In Houston, new builds make up more than a third of home inventory, according to Redfin’s Daryl Fairweather.

“In Texas, there is a lot of available land for development [and] that land is a lot cheaper than it is in California,” she said.

Just 6% of home inventory in Los Angeles is new construction. “And Texas, in general, is just more pro-development than California is,” Fairweather said.

“We have added on delay and fees that are unparalleled, unmatched and out of control,” said Dan Dunmoyer with the California Building Industry Association.

It can take 15 years for a development to get through all the red tape, Dunmoyer said.

“Last year, we did roughly 130,000 permits were pulled for new builds,” he said. “So Houston and Dallas-Fort Worth built more homes than all of California.”

And a lot of those Californians who can’t afford to get into a home are moving to Texas, noted Bryan Glasshagel with real estate data firm Zonda.

“You’ve got the four major Texas markets in the top 10 in terms of new home construction activity as of the second quarter,” he said.

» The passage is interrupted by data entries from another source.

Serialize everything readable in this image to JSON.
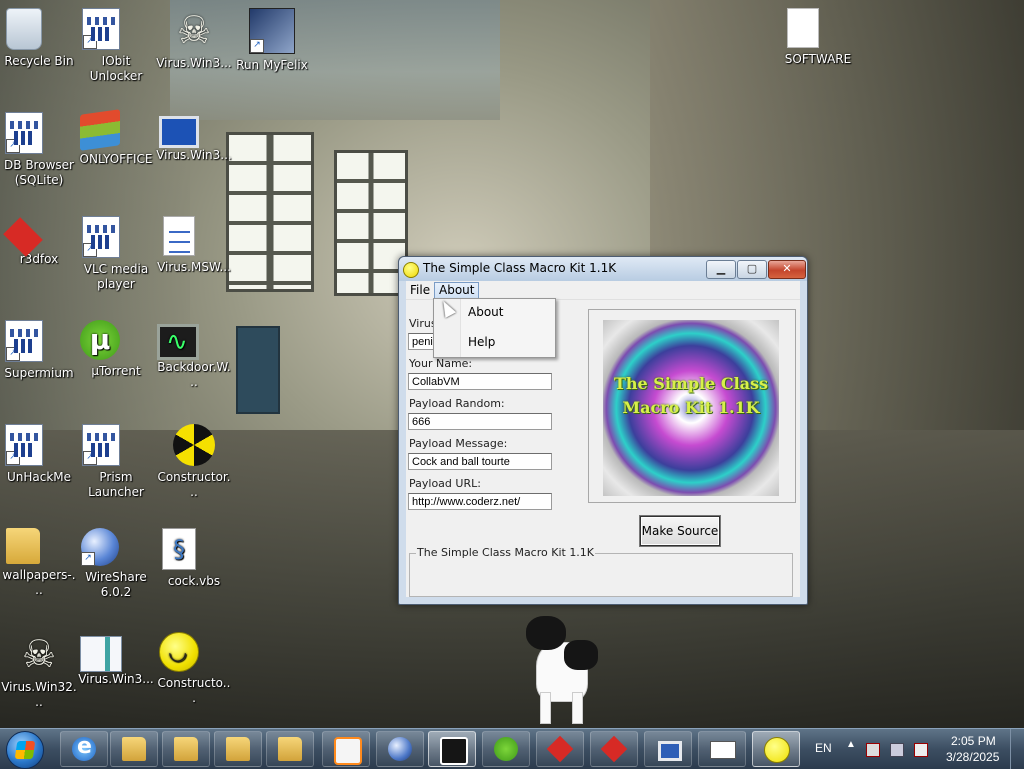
{
  "desktop": {
    "icons": [
      {
        "label": "Recycle Bin",
        "icon": "recycle-bin-icon"
      },
      {
        "label": "IObit Unlocker",
        "icon": "app-icon"
      },
      {
        "label": "Virus.Win3...",
        "icon": "skull-icon"
      },
      {
        "label": "Run MyFelix",
        "icon": "felix-icon"
      },
      {
        "label": "SOFTWARE",
        "icon": "file-icon"
      },
      {
        "label": "DB Browser (SQLite)",
        "icon": "app-icon"
      },
      {
        "label": "ONLYOFFICE",
        "icon": "onlyoffice-icon"
      },
      {
        "label": "Virus.Win3...",
        "icon": "computer-icon"
      },
      {
        "label": "r3dfox",
        "icon": "r3dfox-icon"
      },
      {
        "label": "VLC media player",
        "icon": "app-icon"
      },
      {
        "label": "Virus.MSW...",
        "icon": "document-icon"
      },
      {
        "label": "Supermium",
        "icon": "app-icon"
      },
      {
        "label": "µTorrent",
        "icon": "utorrent-icon"
      },
      {
        "label": "Backdoor.W...",
        "icon": "oscilloscope-icon"
      },
      {
        "label": "UnHackMe",
        "icon": "app-icon"
      },
      {
        "label": "Prism Launcher",
        "icon": "app-icon"
      },
      {
        "label": "Constructor...",
        "icon": "radiation-icon"
      },
      {
        "label": "wallpapers-...",
        "icon": "folder-icon"
      },
      {
        "label": "WireShare 6.0.2",
        "icon": "globe-icon"
      },
      {
        "label": "cock.vbs",
        "icon": "script-icon"
      },
      {
        "label": "Virus.Win32...",
        "icon": "skull-icon"
      },
      {
        "label": "Virus.Win3...",
        "icon": "webpage-icon"
      },
      {
        "label": "Constructo...",
        "icon": "smiley-icon"
      }
    ]
  },
  "window": {
    "title": "The Simple Class Macro Kit 1.1K",
    "controls": {
      "minimize": "▁",
      "maximize": "▢",
      "close": "✕"
    },
    "menu": {
      "file": "File",
      "about": "About"
    },
    "dropdown": {
      "items": [
        "About",
        "Help"
      ]
    },
    "form": {
      "virus_label": "Virus",
      "virus_value": "peni",
      "name_label": "Your Name:",
      "name_value": "CollabVM",
      "payload_random_label": "Payload Random:",
      "payload_random_value": "666",
      "payload_message_label": "Payload Message:",
      "payload_message_value": "Cock and ball tourte",
      "payload_url_label": "Payload URL:",
      "payload_url_value": "http://www.coderz.net/"
    },
    "picture_text": "The Simple Class Macro Kit 1.1K",
    "make_source_label": "Make Source",
    "groupbox_title": "The Simple Class Macro Kit 1.1K"
  },
  "taskbar": {
    "tasks": [
      "ie-icon",
      "folder-icon",
      "folder-icon",
      "folder-icon",
      "folder-download-icon",
      "media-player-icon",
      "globe-icon",
      "cat-icon",
      "utorrent-icon",
      "r3dfox-icon",
      "r3dfox-icon",
      "computer-icon",
      "mail-icon",
      "smiley-icon"
    ],
    "language": "EN",
    "time": "2:05 PM",
    "date": "3/28/2025"
  }
}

Even with high interest rates, Houston had more sales of new homes in the first half of this year than it did in the same period in 2019, before COVID hit.

“It’s really tied to that, right?” Glasshagel said. “There’s a lot of land. We can continue to grow. We’ve got the, you know, I think the favorable tailwinds. We have a migration coming in state.”

But that migration has another effect: “The cost of the land, it’s been creeping for a very long time,” said Jesús Vassallo with Rice University.

Land prices are going up as newcomers move in, making houses in Houston less affordable for the people who already live there.